If you ask people what they think of BAE Systems (LSE: BA) (NASDAQOTH: BAESY.US), I expect a good few would paint a picture of a company ploughing lots of money into R&D, relying on earnings and share price growth, and not having much spare cash to be paying high dividends.
But they’d be wrong on the dividends.
Nice yield
In fact, BAE rewarded shareholders with a pretty decent 4.6% yield for the year ended December 2013, and it was more than twice covered by earnings.
And that was the lowest yield for two years, with 2011 having brought in a whopping 6.6%!
BAE’s dividends have been climbing steadily, from 16p per share in 2009 to 20.1p in 2013, and forecasts suggest that’s set to continue.
There’s a payout of 20.6p currently predicted for 2014, and on the latest share price of 428p that would provide a yield of 4.9% — covered 1.9 times by forecast earnings per share (EPS).
For the year after, the City’s analysts are suggesting a further hike to around 21.2p, lifting the yield to 5.1%, and again cover would be around 1.9 times.
Sustainable
What does the company say? With its 2014 final results, BAE told us its continuing approach is to “pay dividends in line with its policy of long-term sustainable cover of around two times underlying earnings“, telling us it also plans to “make accelerated returns of capital to shareholders when the balance sheet allows“.
For this year, BAE expects EPS to drop by 5-10%, partly due to a one-off benefit from the completion of its Salam price negotiations with Saudi Arabia but partly due to “continuing US budget pressures“.

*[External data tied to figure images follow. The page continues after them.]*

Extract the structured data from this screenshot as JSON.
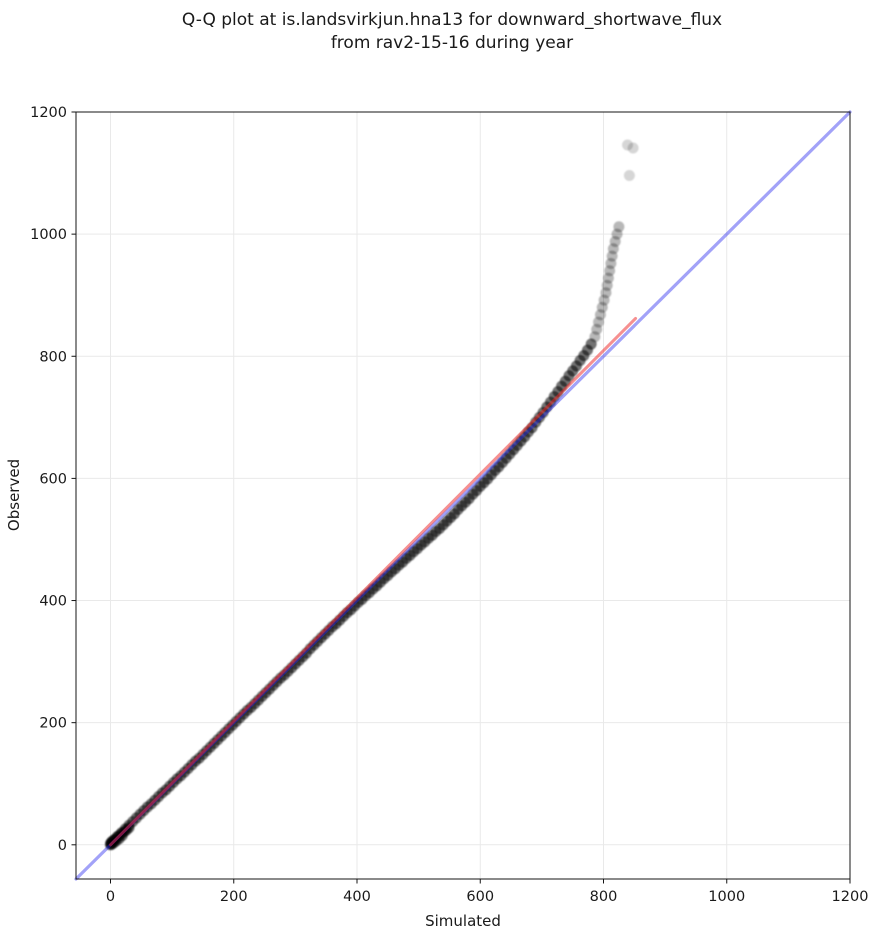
{
  "title": {
    "line1": "Q-Q plot at is.landsvirkjun.hna13 for downward_shortwave_flux",
    "line2": "from rav2-15-16 during year"
  },
  "chart_data": {
    "type": "scatter",
    "title": "Q-Q plot at is.landsvirkjun.hna13 for downward_shortwave_flux from rav2-15-16 during year",
    "xlabel": "Simulated",
    "ylabel": "Observed",
    "xlim": [
      -56,
      1200
    ],
    "ylim": [
      -56,
      1200
    ],
    "xticks": [
      0,
      200,
      400,
      600,
      800,
      1000,
      1200
    ],
    "yticks": [
      0,
      200,
      400,
      600,
      800,
      1000,
      1200
    ],
    "grid": true,
    "legend": "none",
    "background": "#ffffff",
    "identity_line": {
      "label": "identity y=x",
      "color": "#2222ee",
      "opacity": 0.42,
      "width": 3.2,
      "x": [
        -56,
        1200
      ],
      "y": [
        -56,
        1200
      ]
    },
    "fit_line": {
      "label": "quantile fit",
      "color": "#ee2222",
      "opacity": 0.5,
      "width": 3,
      "x": [
        0,
        852
      ],
      "y": [
        0,
        862
      ]
    },
    "scatter": {
      "label": "quantile points",
      "color": "#000000",
      "marker_radius": 5.5,
      "band_alpha": 0.55,
      "chain_alpha": 0.28,
      "outlier_alpha": 0.16,
      "band": [
        [
          0,
          2
        ],
        [
          6,
          8
        ],
        [
          12,
          14
        ],
        [
          18,
          20
        ],
        [
          24,
          26
        ],
        [
          30,
          32
        ],
        [
          36,
          38
        ],
        [
          42,
          44
        ],
        [
          48,
          50
        ],
        [
          54,
          56
        ],
        [
          60,
          62
        ],
        [
          66,
          67
        ],
        [
          72,
          73
        ],
        [
          78,
          79
        ],
        [
          84,
          85
        ],
        [
          90,
          90
        ],
        [
          96,
          96
        ],
        [
          102,
          102
        ],
        [
          108,
          108
        ],
        [
          114,
          113
        ],
        [
          120,
          119
        ],
        [
          126,
          125
        ],
        [
          132,
          131
        ],
        [
          138,
          137
        ],
        [
          144,
          142
        ],
        [
          150,
          148
        ],
        [
          156,
          154
        ],
        [
          162,
          160
        ],
        [
          168,
          166
        ],
        [
          174,
          172
        ],
        [
          180,
          178
        ],
        [
          186,
          184
        ],
        [
          192,
          190
        ],
        [
          198,
          196
        ],
        [
          204,
          202
        ],
        [
          210,
          208
        ],
        [
          216,
          214
        ],
        [
          222,
          220
        ],
        [
          228,
          225
        ],
        [
          234,
          231
        ],
        [
          240,
          237
        ],
        [
          246,
          243
        ],
        [
          252,
          249
        ],
        [
          258,
          255
        ],
        [
          264,
          261
        ],
        [
          270,
          267
        ],
        [
          276,
          273
        ],
        [
          282,
          278
        ],
        [
          288,
          284
        ],
        [
          294,
          290
        ],
        [
          300,
          296
        ],
        [
          306,
          302
        ],
        [
          312,
          308
        ],
        [
          318,
          314
        ],
        [
          324,
          321
        ],
        [
          330,
          327
        ],
        [
          336,
          333
        ],
        [
          342,
          339
        ],
        [
          348,
          345
        ],
        [
          354,
          351
        ],
        [
          360,
          357
        ],
        [
          366,
          362
        ],
        [
          372,
          368
        ],
        [
          378,
          374
        ],
        [
          384,
          380
        ],
        [
          390,
          385
        ],
        [
          396,
          391
        ],
        [
          402,
          397
        ],
        [
          408,
          402
        ],
        [
          414,
          408
        ],
        [
          420,
          413
        ],
        [
          426,
          419
        ],
        [
          432,
          424
        ],
        [
          438,
          430
        ],
        [
          444,
          436
        ],
        [
          450,
          441
        ],
        [
          456,
          447
        ],
        [
          462,
          452
        ],
        [
          468,
          458
        ],
        [
          474,
          463
        ],
        [
          480,
          469
        ],
        [
          486,
          474
        ],
        [
          492,
          480
        ],
        [
          498,
          485
        ],
        [
          504,
          491
        ],
        [
          510,
          496
        ],
        [
          516,
          502
        ],
        [
          522,
          507
        ],
        [
          528,
          513
        ],
        [
          534,
          518
        ],
        [
          540,
          524
        ],
        [
          546,
          530
        ],
        [
          552,
          536
        ],
        [
          558,
          542
        ],
        [
          564,
          549
        ],
        [
          570,
          555
        ],
        [
          576,
          561
        ],
        [
          582,
          567
        ],
        [
          588,
          574
        ],
        [
          594,
          580
        ],
        [
          600,
          587
        ],
        [
          606,
          593
        ],
        [
          612,
          599
        ],
        [
          618,
          606
        ],
        [
          624,
          613
        ],
        [
          630,
          619
        ],
        [
          636,
          626
        ],
        [
          642,
          633
        ],
        [
          648,
          640
        ],
        [
          654,
          647
        ],
        [
          660,
          654
        ],
        [
          666,
          661
        ],
        [
          672,
          668
        ],
        [
          678,
          676
        ],
        [
          684,
          683
        ],
        [
          690,
          692
        ],
        [
          696,
          700
        ],
        [
          702,
          708
        ],
        [
          708,
          717
        ],
        [
          714,
          725
        ],
        [
          720,
          734
        ],
        [
          726,
          742
        ],
        [
          732,
          751
        ],
        [
          738,
          759
        ],
        [
          744,
          768
        ],
        [
          750,
          776
        ],
        [
          756,
          784
        ],
        [
          762,
          793
        ],
        [
          768,
          801
        ],
        [
          774,
          810
        ],
        [
          780,
          820
        ],
        [
          0,
          0
        ],
        [
          1,
          4
        ],
        [
          2,
          1
        ],
        [
          3,
          6
        ],
        [
          5,
          3
        ],
        [
          7,
          9
        ],
        [
          9,
          6
        ],
        [
          11,
          13
        ],
        [
          14,
          10
        ],
        [
          16,
          17
        ],
        [
          19,
          15
        ],
        [
          22,
          21
        ],
        [
          26,
          24
        ],
        [
          30,
          28
        ]
      ],
      "tail_chain": [
        [
          786,
          832
        ],
        [
          789,
          844
        ],
        [
          792,
          856
        ],
        [
          795,
          868
        ],
        [
          798,
          880
        ],
        [
          801,
          892
        ],
        [
          804,
          904
        ],
        [
          806,
          916
        ],
        [
          808,
          928
        ],
        [
          810,
          940
        ],
        [
          812,
          952
        ],
        [
          814,
          964
        ],
        [
          816,
          976
        ],
        [
          819,
          988
        ],
        [
          822,
          1000
        ],
        [
          825,
          1012
        ]
      ],
      "outliers": [
        [
          842,
          1096
        ],
        [
          839,
          1146
        ],
        [
          848,
          1141
        ]
      ]
    }
  }
}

But with EPS growth expected to return in 2015, and long-term rising earnings looking likely to continue to support twice-covered dividends, I think we’re looking at a safer annual income than many will think.
Time to buy?
The only anomaly really is that the high yield is caused by an oversold share price — with forward P/Es of 10.8 and 10.5 for the next two years, against a FTSE 100 long-term average of about 14, BAE shares just look too cheap to me.
So if you buy now for those 5% yields, I reckon you’ll get some share price appreciation over the next few years as a bonus.